Somehow nothing is done for the flattening for list, yet list is unpacked properly. e.g.

def foo2(a, newshape):
    return thunder.clang.reshape(a, newshape)

foo2_trace = tracer(foo2, a, (2, 6, 3))
print(foo2_trace)
# Constructed by Dead Code Elimination (took 0 milliseconds)
import thunder
import thunder.core.prims as prims
import torch
from thunder.executors.torchex import no_autocast

@torch.no_grad()
@no_autocast
def foo2(a, newshape):
  # a: "cuda:0 f32[2, 2, 9]"
  # newshape: "Collection"
  i0, i1, i2, = newshape
  t15 = prims.reshape(a, (i0, i1, i2))  # t15: "cuda:0 f32[2, 6, 3]"
  return t15

Not sure if this is because of ListProxy... I'll try to dig deeper.

tfogal commented 1 month ago

Jie is this a problem with the default cache argument to thunder.jit? Or only with symbolic values?

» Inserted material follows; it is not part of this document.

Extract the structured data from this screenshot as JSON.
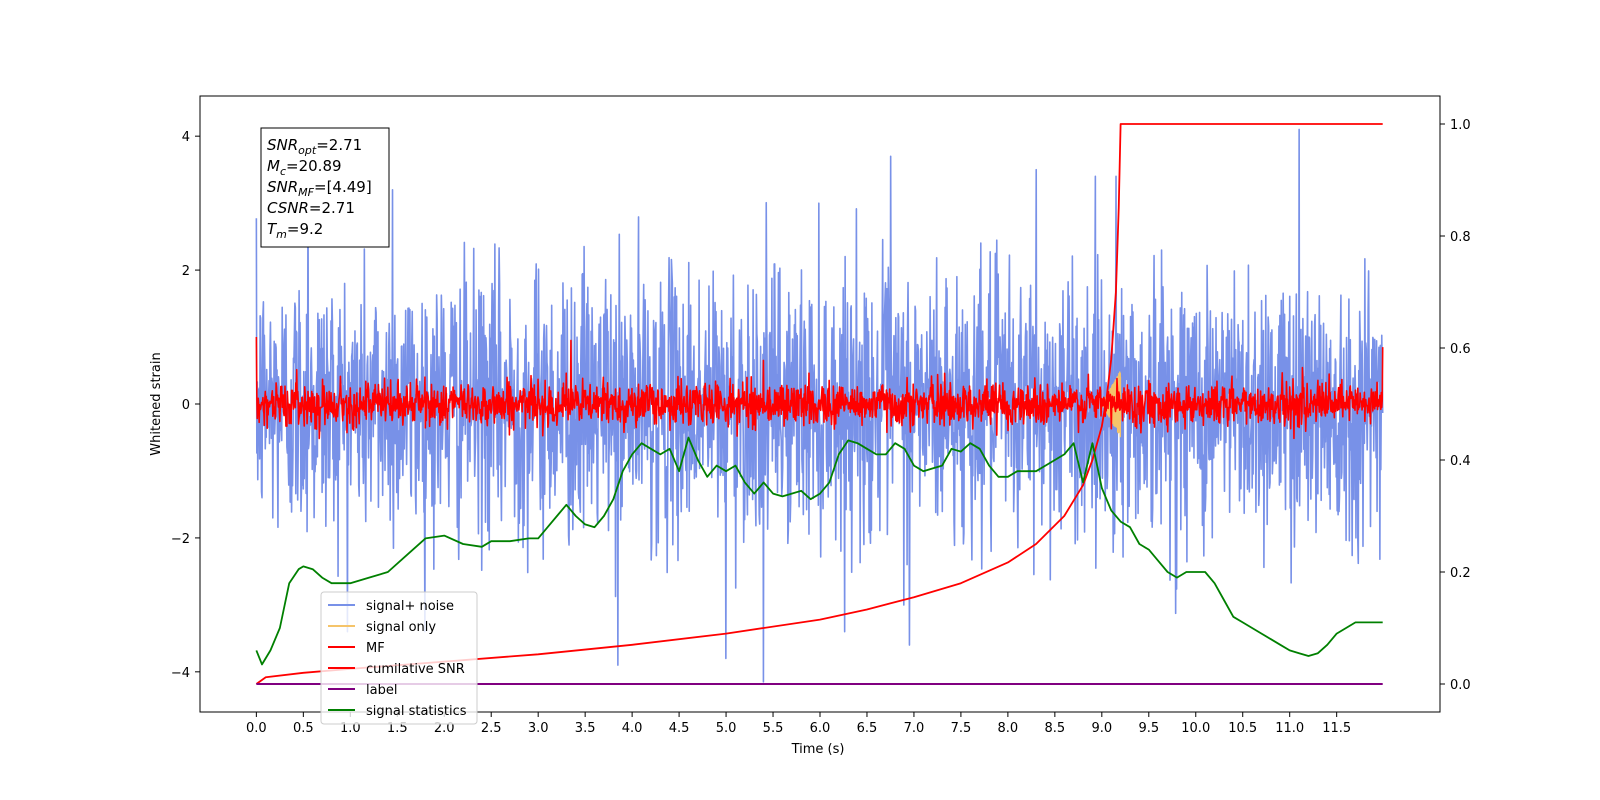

jjsjann123 commented 1 month ago

Jie is this a problem with the default cache argument to thunder.jit? Or only with symbolic values?

got me a while to figure out how to access github. 🙇

Yeah this is only with symbolic values. I have it mostly figured out in my prototype PR #1201. There might be some remaining issues with pytree, but at least I should be able to close this issue with that PR. I should have it cleaned up shortly and ready for review.